The new tires did me in. All of my gas has been charged so no
cash exchange, it makes that really easy, but I am just a poor college kid. Wasn’t
even willing to spend 15 dollars, which is probably only 11 US. In fact, I won’t
even know how much this trip has cost until I get home. I worked a seasonal
fireworks job nonstop the last two months, days, weekends, evenings, averaging
80 hour weeks for most of the month leading up to July 4th. Even
worked a 110-hour week during July 4th. How’s that for overtime?
Soon as the season ended, I packed my bags, grabbed some dough from the cookie
jar and off I went. Maybe I will just keep riding till the day before school
starts and just show up the first day, 9 a.m. fresh right from the trip. I look
forward to school actually; the semester starts in a week.

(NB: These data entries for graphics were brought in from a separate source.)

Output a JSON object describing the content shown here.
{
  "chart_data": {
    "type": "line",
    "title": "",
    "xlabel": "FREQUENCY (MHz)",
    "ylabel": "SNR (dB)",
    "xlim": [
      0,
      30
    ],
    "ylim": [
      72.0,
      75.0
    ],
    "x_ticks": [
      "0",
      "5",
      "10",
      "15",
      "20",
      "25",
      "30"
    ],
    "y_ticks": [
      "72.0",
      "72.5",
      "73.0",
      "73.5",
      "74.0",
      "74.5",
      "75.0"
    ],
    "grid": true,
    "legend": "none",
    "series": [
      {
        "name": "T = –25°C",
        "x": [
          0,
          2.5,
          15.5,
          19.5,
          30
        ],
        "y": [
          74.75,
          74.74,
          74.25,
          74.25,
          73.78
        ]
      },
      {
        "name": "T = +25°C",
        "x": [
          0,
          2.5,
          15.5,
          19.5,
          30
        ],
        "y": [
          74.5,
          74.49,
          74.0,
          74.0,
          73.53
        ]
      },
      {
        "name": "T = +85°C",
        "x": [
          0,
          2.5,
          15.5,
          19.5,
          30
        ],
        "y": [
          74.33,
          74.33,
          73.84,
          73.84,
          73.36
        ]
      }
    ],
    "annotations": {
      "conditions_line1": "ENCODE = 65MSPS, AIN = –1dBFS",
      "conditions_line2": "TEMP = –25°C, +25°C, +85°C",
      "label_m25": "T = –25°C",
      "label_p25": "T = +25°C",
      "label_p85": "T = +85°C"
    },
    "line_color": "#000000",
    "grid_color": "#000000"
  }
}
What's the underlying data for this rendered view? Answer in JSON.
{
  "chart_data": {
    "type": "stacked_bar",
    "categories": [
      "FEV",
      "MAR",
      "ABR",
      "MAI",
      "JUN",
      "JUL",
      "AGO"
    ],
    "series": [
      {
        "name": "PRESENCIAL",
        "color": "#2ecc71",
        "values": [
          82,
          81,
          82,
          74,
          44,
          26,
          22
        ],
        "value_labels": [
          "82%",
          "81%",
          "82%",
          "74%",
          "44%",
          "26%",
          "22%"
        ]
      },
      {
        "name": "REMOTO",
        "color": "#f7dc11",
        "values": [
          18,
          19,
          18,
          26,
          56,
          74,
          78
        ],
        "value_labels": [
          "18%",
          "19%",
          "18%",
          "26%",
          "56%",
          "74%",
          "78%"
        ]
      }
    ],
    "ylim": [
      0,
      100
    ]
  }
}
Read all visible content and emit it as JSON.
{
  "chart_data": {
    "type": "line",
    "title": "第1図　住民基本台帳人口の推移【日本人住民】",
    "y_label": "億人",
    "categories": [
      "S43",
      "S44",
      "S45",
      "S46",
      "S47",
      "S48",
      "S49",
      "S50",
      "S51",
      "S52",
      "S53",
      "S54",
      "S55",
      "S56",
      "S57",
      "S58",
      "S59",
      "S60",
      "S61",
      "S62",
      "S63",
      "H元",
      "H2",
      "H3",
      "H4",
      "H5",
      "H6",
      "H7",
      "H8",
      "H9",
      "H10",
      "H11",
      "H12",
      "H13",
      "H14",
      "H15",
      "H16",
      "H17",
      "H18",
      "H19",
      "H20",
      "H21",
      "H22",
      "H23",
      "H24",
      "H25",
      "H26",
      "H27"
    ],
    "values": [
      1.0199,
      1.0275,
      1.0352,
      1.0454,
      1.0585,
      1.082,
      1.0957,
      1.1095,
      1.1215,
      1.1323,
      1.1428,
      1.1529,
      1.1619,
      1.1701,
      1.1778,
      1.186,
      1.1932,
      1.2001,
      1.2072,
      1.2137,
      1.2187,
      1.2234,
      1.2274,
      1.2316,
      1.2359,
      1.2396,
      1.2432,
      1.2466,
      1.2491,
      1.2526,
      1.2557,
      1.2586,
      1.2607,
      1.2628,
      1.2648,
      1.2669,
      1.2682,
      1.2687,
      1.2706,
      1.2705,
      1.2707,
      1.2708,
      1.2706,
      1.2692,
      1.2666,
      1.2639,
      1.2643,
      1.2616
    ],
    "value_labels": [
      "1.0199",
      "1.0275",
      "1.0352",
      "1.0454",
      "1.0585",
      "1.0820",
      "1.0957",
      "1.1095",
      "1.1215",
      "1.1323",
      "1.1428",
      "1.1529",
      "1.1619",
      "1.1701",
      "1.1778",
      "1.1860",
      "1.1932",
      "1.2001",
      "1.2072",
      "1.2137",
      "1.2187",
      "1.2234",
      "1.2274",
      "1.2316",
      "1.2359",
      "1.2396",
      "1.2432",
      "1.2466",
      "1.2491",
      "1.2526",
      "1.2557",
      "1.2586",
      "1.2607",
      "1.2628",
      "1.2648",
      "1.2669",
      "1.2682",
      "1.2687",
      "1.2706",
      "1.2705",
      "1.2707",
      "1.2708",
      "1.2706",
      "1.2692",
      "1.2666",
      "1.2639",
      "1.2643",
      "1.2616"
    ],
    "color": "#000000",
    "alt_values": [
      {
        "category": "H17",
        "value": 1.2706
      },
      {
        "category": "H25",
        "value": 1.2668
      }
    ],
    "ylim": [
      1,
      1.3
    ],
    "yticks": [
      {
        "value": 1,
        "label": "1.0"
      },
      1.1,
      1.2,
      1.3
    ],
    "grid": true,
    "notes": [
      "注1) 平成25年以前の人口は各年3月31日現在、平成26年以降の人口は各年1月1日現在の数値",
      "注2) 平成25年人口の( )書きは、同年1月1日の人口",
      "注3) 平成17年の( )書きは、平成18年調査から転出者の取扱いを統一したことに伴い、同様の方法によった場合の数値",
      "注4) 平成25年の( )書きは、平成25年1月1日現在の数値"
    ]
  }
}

I turn back out onto the road and head north, just riding and
looking for a place to sleep that won’t cost as much. Another Provincial Park
is marked on the map but I miss it in the darkness. A third one is a ways up the
road, so I head for that one next as the late evening wears on. I find the
turnoff finally and the sign says 16 km. 16 kilometers on a dirt road at night,
now that sounds fun. I ride on but 500 meters later; the road dead-ends rather
abruptly. There is no bridge in front of me. Why didn’t someone put a sign at
the main road? Frustrated, I turn the bike around, point it back to the main
road and ready to leave again.
I am on a dead end dirt road in the middle of the forest in
the middle of nowhere. I flip out the kickstand right then and there and don’t
even bother to pull off to the side of the road. I roll out the sleeping mat and
sleeping bag and crawl in right there in the road wiggling in between the rocks.